4 days before I was supposed to leave for training, I swung by the hospital after qualifying on the 9mm (handgun training, for you non-shooting hippies out there). Enough time had passed that my test results should have been back, so I just needed someone to sign off on my checklist. I figured someone would just pull up my records and sign my form – in and out, right? Wrong. I sat in that waiting room from about 2:15pm until 4:10pm getting more and more pissed off. Didn’t they realize I was leaving soon? Why couldn’t someone just sign my damn form? Finally, a little airman came out and told me the doctor had time to see me now. I may have snarled back that I didn’t need to see her, I just needed to get a piece of paper signed, but I can’t quite recall. So then I sat in the doctor’s office for another 15 minutes, getting crankier and crankier. Finally the doctor comes in and tells me, ‘well, your results came back abnormal. You’re not deploying for at least 6 months.’ I just stared at her with a stupid look on my face and probably said something wickedly intelligent like, ‘uhhhh…’ She handed me my test results and said lots of reassuring stuff like, ‘this doesn’t mean you have cancer’ and ‘we’ll just need you to see a doctor off base for some extra tests and when those come back normal, we’ll  send you again in 6 months to make sure it’s all clear.’ Huh. Not once did she explain what the test results meant, could have meant, or ask me if I had any questions. Guess it was getting close to 4:30pm and she just wanted to go home. But on the flipside, my feeble brain couldn’t think of any questions to ask. All my brain was doing was screaming ‘you’re not deploying! Whee hoo!’ Stupid brain.

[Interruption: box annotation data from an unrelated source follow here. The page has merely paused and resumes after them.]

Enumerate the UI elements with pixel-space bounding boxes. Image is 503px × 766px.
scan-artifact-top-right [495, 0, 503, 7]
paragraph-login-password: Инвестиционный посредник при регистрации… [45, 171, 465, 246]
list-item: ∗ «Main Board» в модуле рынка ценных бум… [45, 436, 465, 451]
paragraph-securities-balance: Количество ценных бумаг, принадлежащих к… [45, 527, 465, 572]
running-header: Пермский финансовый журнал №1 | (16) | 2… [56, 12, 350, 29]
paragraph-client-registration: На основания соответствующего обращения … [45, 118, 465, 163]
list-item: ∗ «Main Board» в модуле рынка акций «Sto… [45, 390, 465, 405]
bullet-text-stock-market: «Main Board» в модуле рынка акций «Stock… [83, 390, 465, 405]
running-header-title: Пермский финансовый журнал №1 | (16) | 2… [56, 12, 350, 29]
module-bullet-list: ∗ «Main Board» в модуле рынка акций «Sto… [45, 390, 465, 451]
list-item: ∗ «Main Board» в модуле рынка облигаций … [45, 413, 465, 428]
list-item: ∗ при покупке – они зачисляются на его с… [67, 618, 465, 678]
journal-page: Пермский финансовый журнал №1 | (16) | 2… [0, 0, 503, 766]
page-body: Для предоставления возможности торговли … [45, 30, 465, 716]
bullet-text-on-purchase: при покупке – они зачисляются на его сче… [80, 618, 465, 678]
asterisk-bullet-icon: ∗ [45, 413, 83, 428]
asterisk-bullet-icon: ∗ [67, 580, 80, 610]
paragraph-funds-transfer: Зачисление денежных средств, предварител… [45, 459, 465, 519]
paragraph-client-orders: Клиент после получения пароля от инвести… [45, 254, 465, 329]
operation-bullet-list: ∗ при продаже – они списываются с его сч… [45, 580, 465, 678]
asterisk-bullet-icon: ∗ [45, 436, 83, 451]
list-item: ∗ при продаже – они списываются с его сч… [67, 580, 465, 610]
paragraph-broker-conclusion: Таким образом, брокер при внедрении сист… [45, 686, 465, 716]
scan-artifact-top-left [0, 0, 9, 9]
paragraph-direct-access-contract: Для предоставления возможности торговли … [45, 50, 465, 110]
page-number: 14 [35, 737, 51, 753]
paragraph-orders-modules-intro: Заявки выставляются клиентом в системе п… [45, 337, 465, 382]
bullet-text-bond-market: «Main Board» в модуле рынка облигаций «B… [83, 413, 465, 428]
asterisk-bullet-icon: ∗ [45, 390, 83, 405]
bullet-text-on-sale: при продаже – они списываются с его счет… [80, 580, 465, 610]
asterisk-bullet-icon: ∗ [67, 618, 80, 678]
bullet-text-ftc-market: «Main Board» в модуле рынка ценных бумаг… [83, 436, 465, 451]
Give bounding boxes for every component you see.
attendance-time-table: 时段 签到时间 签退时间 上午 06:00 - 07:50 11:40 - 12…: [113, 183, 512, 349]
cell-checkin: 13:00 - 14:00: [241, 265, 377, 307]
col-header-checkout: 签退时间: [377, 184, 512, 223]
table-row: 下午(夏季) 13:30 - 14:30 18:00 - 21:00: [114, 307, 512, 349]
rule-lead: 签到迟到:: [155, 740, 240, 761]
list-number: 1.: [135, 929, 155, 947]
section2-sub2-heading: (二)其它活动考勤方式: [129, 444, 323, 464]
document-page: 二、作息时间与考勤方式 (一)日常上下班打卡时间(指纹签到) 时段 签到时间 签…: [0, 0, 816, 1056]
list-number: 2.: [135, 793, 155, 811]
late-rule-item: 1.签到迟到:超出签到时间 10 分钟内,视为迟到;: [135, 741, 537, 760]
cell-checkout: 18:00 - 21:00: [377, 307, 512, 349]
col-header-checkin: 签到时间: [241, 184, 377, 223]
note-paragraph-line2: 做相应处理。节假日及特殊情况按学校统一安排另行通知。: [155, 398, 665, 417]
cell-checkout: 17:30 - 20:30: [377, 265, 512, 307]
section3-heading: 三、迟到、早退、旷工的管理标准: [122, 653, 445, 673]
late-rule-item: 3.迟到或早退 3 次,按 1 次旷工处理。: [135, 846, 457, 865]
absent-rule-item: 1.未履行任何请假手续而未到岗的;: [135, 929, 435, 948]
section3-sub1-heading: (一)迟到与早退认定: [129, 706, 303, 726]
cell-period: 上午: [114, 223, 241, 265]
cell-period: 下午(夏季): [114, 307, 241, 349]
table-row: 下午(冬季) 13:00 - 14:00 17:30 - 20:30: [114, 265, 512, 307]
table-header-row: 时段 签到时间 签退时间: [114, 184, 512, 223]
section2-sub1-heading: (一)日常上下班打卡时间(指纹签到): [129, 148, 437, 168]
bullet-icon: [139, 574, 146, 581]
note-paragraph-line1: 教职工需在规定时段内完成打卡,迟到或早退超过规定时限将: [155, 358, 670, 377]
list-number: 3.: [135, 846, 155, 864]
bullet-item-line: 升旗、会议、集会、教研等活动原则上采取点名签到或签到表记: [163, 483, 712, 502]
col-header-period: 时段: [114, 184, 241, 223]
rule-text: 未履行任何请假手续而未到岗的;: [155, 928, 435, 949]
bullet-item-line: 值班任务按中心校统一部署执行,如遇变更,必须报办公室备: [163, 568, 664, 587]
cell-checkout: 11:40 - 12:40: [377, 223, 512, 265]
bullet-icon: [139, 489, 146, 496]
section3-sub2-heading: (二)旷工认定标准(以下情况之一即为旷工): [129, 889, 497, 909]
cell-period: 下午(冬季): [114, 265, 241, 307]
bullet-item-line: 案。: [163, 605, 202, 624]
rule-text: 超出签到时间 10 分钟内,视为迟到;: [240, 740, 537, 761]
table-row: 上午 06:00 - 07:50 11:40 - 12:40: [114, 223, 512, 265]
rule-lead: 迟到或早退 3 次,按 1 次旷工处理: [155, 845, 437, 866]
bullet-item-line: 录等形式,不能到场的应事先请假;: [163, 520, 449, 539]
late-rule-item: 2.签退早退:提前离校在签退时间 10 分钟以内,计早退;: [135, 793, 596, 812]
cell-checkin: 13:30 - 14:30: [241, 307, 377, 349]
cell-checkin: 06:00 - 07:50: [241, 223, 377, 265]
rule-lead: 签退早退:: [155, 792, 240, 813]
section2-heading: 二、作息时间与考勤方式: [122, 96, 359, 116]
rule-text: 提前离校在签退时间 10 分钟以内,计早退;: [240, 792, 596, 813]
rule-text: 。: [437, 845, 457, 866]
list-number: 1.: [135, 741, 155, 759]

Having never had an abnormal pap test in my 19+ years of getting them, I immediately went home and started googling. Well, not immediately. The first thing I did was the responsible thing – call my deployment manager and let her know I couldn’t deploy. I do still occasionally follow military protocol. It turned out my test results came back with pretty much the only 3 abnormal things they can measure on a pap. Atypical squamous cells – undetermined significance (ASC-US), atypical glandular cells (AGC) and high-risk HPV. After a little research, I learned that the ASC-US result is the lowest of the low for abnormal test results – the earliest possible detectable surface-type cell abnormalities that usually revert to healthy cells on their own. Ok, piece of cake. High-risk HPV wasn’t even too scary – an estimated 80% of Americans have some form of HPV – some of them cause no symptoms and some of them can cause cancer – but again, it usually goes away on its own. AGC – huh. That one was a little scarier. It’s a rare result – as in 0.2% of abnormal paps – that reportedly has a 50/50 shot of indicating a ‘serious medical finding’ and has to do with the glands inside the cervix, so it usually doesn’t pop up on a routine pap smear. Ruh roh. But I still wasn’t worried – all the experts say cervical cancer takes 10-15 years to progress from abnormal cells to invasive cancer, and this was my first abnormal test. So I went home and celebrated with my wonderful man about not having to deploy. Little did I know then that the universe was not exactly doing me a favor – which is exactly what we thought at the time.

  1. I remember being relieved that you weren’t being deployed despite the foreboding feeling that comes with questions about your health. In my mind the fight against cancer was less daunting than the risk of you in Afghanistan facing IEDs, the Taliban and god knows what else. Bombs and bullets are so big; cancer cells are so tiny. Seems like a much easier fight.